I may not be a seasoned reader of the genre, but overall, I found Ketchum’s Off Season to be gruesomely fun. Other horror writers aim to get inside your head and mind rape you with their stories. You’re not intended to read Stephen King’s It and develop a fear of clowns; instead you fear the ancient evil inhabiting the world and the people in it, including yourself. Ketchum is a bit more to the point, both with his plotline and word count. I find that truly brilliant horror is tedious by nature, due to the aforementioned mental invasion. This title can be read in a few days and forgotten, despite some of the more cringe-worthy moments. Nick Cutter’s The Troop, however, still haunts me. If you want to be scared, without true commitment, Off Season is a good choice.

Review Word Count: 250


The Troop, by Nick Cutter

4 Stars

the troopEvery five years or so, I decide I’m capable of reading horror…

… and I am always wrong.

For some reason, I read that Stephen King found The Troop horrifying and immediately thought “CHALLENGE ACCEPTED!” In fact, this title reminded me a great deal of a King novel, particularly through characterization and imagery.
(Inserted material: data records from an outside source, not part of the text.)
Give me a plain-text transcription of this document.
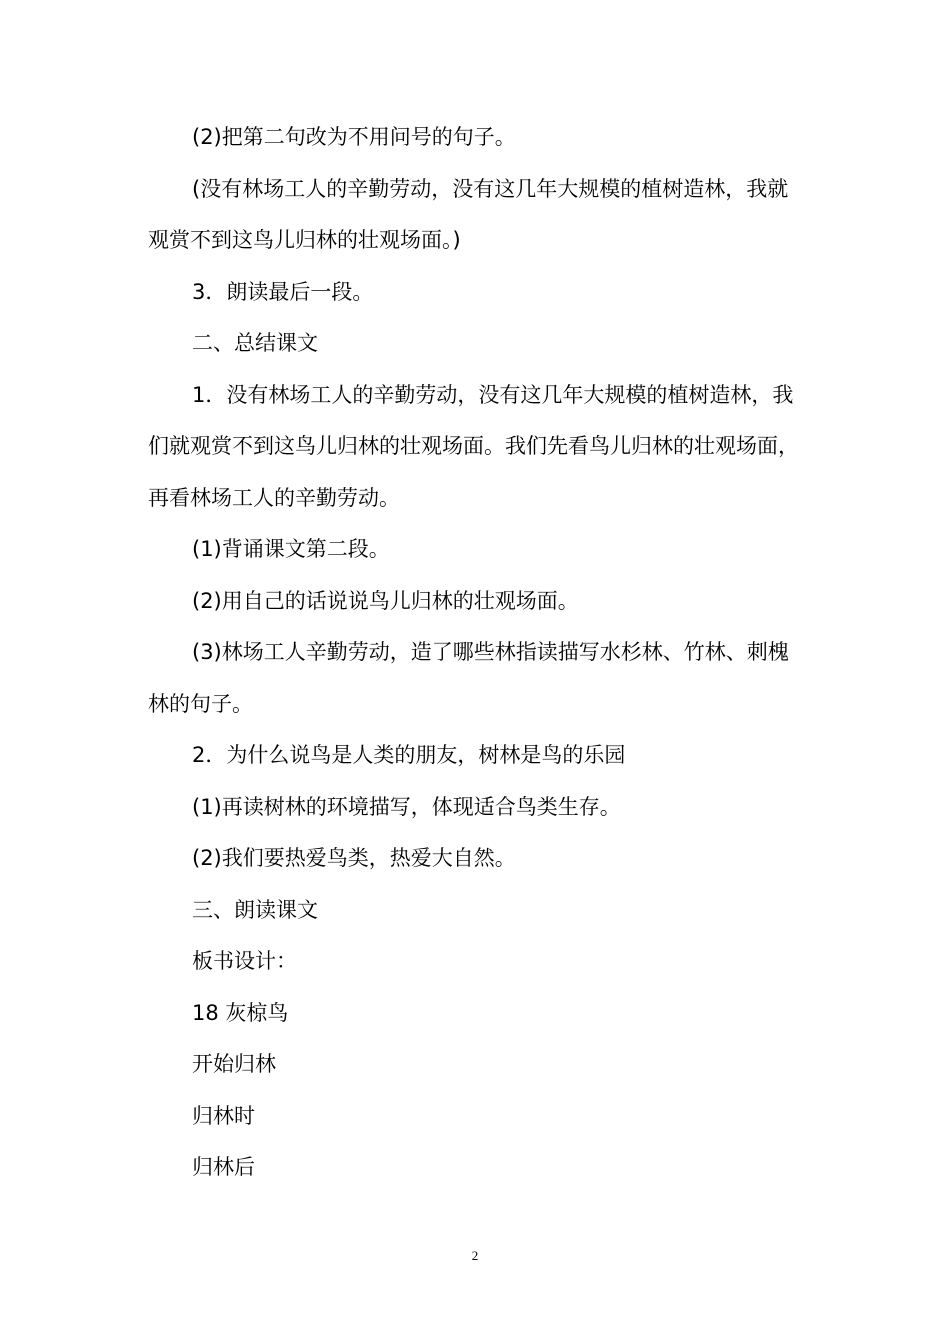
(2)把第二句改为不用问号的句子。

(没有林场工人的辛勤劳动，没有这几年大规模的植树造林，我就观赏不到这鸟儿归林的壮观场面。)

3．朗读最后一段。

二、总结课文

1．没有林场工人的辛勤劳动，没有这几年大规模的植树造林，我们就观赏不到这鸟儿归林的壮观场面。我们先看鸟儿归林的壮观场面，再看林场工人的辛勤劳动。

(1)背诵课文第二段。

(2)用自己的话说说鸟儿归林的壮观场面。

(3)林场工人辛勤劳动，造了哪些林指读描写水杉林、竹林、刺槐林的句子。

2．为什么说鸟是人类的朋友，树林是鸟的乐园

(1)再读树林的环境描写，体现适合鸟类生存。

(2)我们要热爱鸟类，热爱大自然。

三、朗读课文

板书设计：

18 灰椋鸟

开始归林

归林时

归林后

2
“The sky was salted with remote stars. The beach was a bonelike strip unfurling to the shoreline. The sea advanced up the shore with a series of minute sucking inhales.” pg. 111

For realz, y’all, he made a beach sound eerie. As far as the brand of horror, though, this is mostly a creepy crawly, mindfuck story.

“11:42 Subject blindly consuming own stripped flesh.” pg. 151
“The… stomach split soundlessly, like Saran Wrap, groin to rib cage.” pg. 167

Unlike King, Cutter’s side tangents were brief and rare. However, while they served a purpose in characterization and story line, I felt the animal abuse anecdotes were excessive. I admit it. I skipped the kitten story. I saw the word “kitten” and the word “Borax” and nope. Flip, flip, flip. It was at least five pages long. Dude, not necessary.We get it. The kid’s fucked up.

In addition to the animal abuse, the central plot of this tale is the horrifying first person deaths of several 14-year-old boys that are written like 12-year-olds. It was tough for this substitute teacher to take, but Cutter’s mission was certainly accomplished. I’ll never go camping again. Though, there was never much of danger of that anyway.